In the 1990s, Mr. Cohen chronicled, in person, the horrors that accompanied Yugoslavia's dissolution. Today, correspondents doing such work can find their time being sucked away by the profusion online of viewpoints and images and tweets from the scene, which multiply and demand attention. But keeping abreast of the Internet chatter is not the same as bearing witness.
"Instead of looking at a Bosnian village or hillside or being in a room with a group of concentration-camp survivors or bereaved women," Mr. Cohen said, "you would have just been staring at a screen and dealing with the rage of the Serbian diaspora in Munich or Los Angeles."
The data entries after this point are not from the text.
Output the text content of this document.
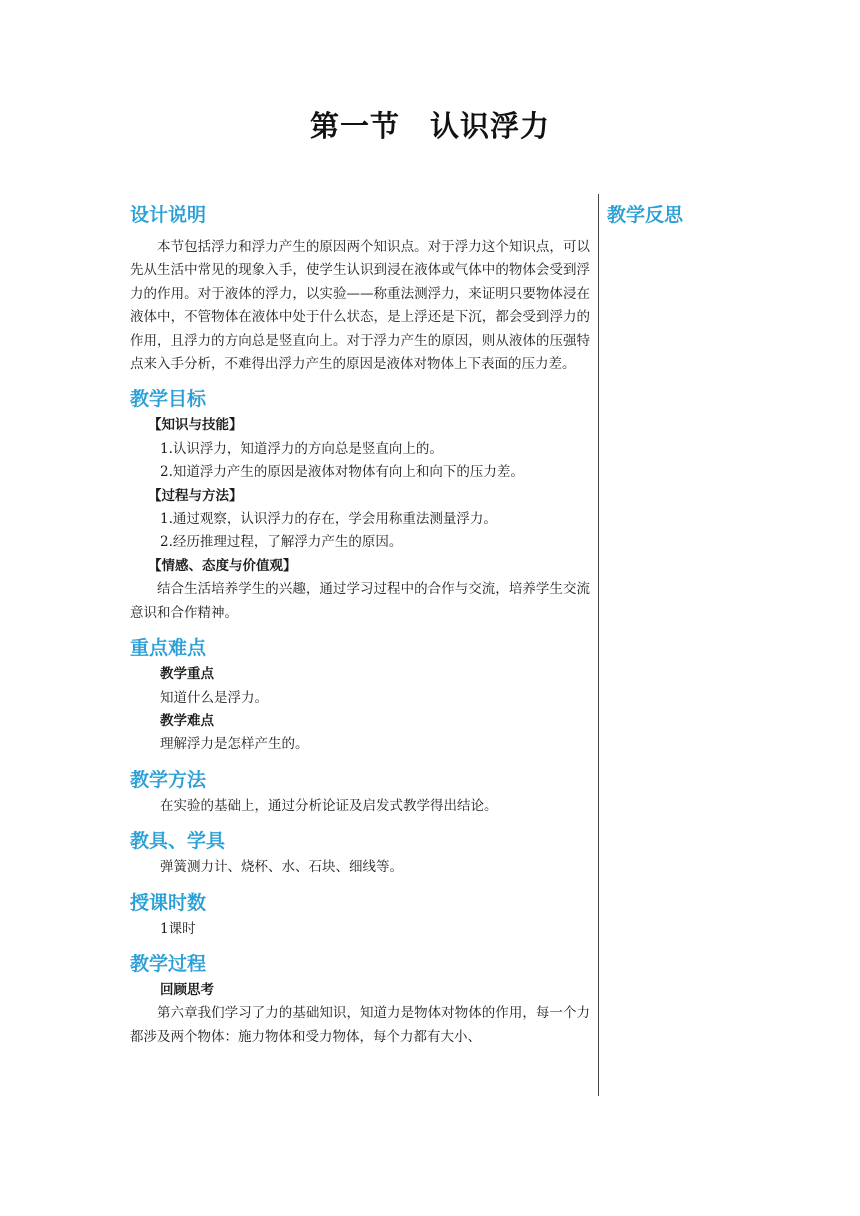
第一节　认识浮力
设计说明

本节包括浮力和浮力产生的原因两个知识点。对于浮力这个知识点，可以先从生活中常见的现象入手，使学生认识到浸在液体或气体中的物体会受到浮力的作用。对于液体的浮力，以实验——称重法测浮力，来证明只要物体浸在液体中，不管物体在液体中处于什么状态，是上浮还是下沉，都会受到浮力的作用，且浮力的方向总是竖直向上。对于浮力产生的原因，则从液体的压强特点来入手分析，不难得出浮力产生的原因是液体对物体上下表面的压力差。

教学目标
【知识与技能】
1.认识浮力，知道浮力的方向总是竖直向上的。
2.知道浮力产生的原因是液体对物体有向上和向下的压力差。
【过程与方法】
1.通过观察，认识浮力的存在，学会用称重法测量浮力。
2.经历推理过程，了解浮力产生的原因。
【情感、态度与价值观】

结合生活培养学生的兴趣，通过学习过程中的合作与交流，培养学生交流意识和合作精神。

重点难点
教学重点
知道什么是浮力。
教学难点
理解浮力是怎样产生的。
教学方法
在实验的基础上，通过分析论证及启发式教学得出结论。
教具、学具
弹簧测力计、烧杯、水、石块、细线等。
授课时数
1课时
教学过程
回顾思考

第六章我们学习了力的基础知识，知道力是物体对物体的作用，每一个力都涉及两个物体：施力物体和受力物体，每个力都有大小、

教学反思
Of course, even the best advice for foreign correspondents will have ever decreasing value as the number of overseas journalists dwindles. But as a forward-looking article by Human Rights Watch's Carroll Bogert argues, NGOs are filling in the gaps in international reporting, and could do so more and more in future.
Written from the perspective of 2014 and casting an eye back over five years to see "How Journalism Got Saved", she projects step-by-step how field-based NGOs would move from helping traditional media obtain information from the ground, to producing field-informed media products themselves, to banding together to create a consortium that would act almost like a news agency of worldwide correspondents. She concludes:
In 2014, just as in 2009, the public continues to hold the media in low esteem, right down there with businessmen and politicians. The nongovernmental sector, meanwhile, still enjoys higher approval ratings than any of them. What we learned is that readers don't trust the information less because it doesn't come from the mainstream media. They trust it more.Her article crystallises what a number of us here in the world of NGOs and international news have been murmuring about for a while now, and it's a conversation Reuters AlertNet itself has done much to promote. If you really want to know where we are all heading, surely this piece offers the clearest direction yet.